Federal workers remain disproportionately affected by the shutdown. Initial claims under the Unemployment Compensation for Federal Employees (UCFE) program declined to 8,865 for the week ending October 25, but the figure remains historically elevated. Continuing claims among federal employees rose to 20,594, marking the highest level since the conclusion of the previous government shutdown. These figures highlight the direct labor market impact of suspended federal operations, and suggest that the shutdown’s ripple effects are beginning to manifest more broadly.
ADP, job postings and wage trends
In the absence of key labor reports, such as Nonfarm Payrolls and JOLTS, investors and analysts should pivot to high-frequency private sector data and alternative indicators.
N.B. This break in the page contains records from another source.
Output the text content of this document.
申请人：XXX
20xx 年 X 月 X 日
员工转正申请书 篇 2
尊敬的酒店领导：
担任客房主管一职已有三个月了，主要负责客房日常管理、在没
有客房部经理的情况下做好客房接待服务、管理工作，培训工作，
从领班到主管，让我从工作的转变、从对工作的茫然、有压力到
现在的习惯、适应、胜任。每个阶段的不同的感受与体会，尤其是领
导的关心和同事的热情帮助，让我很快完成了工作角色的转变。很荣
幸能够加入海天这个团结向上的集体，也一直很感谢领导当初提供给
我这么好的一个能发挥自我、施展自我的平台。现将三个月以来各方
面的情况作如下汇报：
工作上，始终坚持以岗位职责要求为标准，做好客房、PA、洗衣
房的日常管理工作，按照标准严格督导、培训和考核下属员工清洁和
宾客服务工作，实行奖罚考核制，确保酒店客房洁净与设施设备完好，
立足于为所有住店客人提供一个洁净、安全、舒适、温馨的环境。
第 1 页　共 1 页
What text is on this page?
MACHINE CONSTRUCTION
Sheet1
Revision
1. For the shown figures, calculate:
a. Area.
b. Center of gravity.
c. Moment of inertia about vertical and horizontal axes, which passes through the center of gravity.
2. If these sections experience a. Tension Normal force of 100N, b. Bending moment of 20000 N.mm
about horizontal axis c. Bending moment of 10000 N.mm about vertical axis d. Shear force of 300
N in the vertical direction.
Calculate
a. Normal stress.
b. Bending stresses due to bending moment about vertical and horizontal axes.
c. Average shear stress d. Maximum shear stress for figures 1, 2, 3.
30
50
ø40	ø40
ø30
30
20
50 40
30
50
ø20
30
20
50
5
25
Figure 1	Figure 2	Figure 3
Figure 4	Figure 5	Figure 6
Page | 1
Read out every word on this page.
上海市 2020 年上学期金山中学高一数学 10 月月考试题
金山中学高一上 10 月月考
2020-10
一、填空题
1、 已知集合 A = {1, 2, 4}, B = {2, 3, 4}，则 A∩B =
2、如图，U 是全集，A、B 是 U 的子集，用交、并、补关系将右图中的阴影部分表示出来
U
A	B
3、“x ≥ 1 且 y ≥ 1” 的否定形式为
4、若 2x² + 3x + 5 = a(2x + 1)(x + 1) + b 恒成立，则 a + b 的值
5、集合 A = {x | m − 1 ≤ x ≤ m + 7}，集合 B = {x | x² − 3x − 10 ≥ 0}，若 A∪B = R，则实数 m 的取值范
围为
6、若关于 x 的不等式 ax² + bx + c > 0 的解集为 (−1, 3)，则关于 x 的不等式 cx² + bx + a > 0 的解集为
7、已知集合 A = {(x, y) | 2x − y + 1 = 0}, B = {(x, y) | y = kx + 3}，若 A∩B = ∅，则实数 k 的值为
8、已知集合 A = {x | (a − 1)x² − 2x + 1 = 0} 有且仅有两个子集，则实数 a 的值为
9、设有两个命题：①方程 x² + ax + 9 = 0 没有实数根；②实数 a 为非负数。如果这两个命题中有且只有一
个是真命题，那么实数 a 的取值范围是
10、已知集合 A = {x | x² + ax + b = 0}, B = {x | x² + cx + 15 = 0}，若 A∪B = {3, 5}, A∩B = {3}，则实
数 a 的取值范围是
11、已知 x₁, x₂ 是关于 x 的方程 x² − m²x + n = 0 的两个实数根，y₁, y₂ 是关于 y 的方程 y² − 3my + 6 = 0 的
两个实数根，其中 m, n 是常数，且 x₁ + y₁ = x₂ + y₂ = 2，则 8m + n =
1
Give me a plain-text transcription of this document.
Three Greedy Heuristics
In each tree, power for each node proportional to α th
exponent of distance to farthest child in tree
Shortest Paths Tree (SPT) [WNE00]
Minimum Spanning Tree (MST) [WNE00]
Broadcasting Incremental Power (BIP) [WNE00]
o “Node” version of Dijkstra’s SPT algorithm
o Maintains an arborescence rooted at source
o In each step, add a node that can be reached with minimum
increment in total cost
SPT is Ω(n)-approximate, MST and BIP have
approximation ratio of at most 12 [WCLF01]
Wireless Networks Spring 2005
ADP employment figures, online job postings and wage trends can offer directional insight into hiring activity. Consumer sentiment and spending patterns may also serve as indirect gauges of labor market confidence.
Source: ADP Research
Preliminary data from ADP shows that private sector employers added an average of 14,250 jobs per week over the past four weeks, marking a clear rebound from the job losses recorded in September.
It should be noted that ADP Research will now release US payroll data on a weekly basis — in addition to its monthly report — in order to provide high-frequency insights into the labor market. Additionally, market pricing — particularly in safe-haven assets and rate-sensitive instruments — can reveal how investors are recalibrating expectations around growth and monetary policy.
In short, the market may be stabilizing, based on private data
The modest decline in initial jobless claims, coupled with elevated continuing claims and federal worker filings, paints a mixed picture. While layoffs may be stabilizing, persistent benefit claims and shutdown-related disruptions suggest underlying fragility. With one interest rate cut already priced in, further signs of labor market deterioration could accelerate expectations for a more dovish Federal Reserve stance. In any event, until official data resumes, the focus will remain on triangulating labor conditions through alternative metrics and market signals.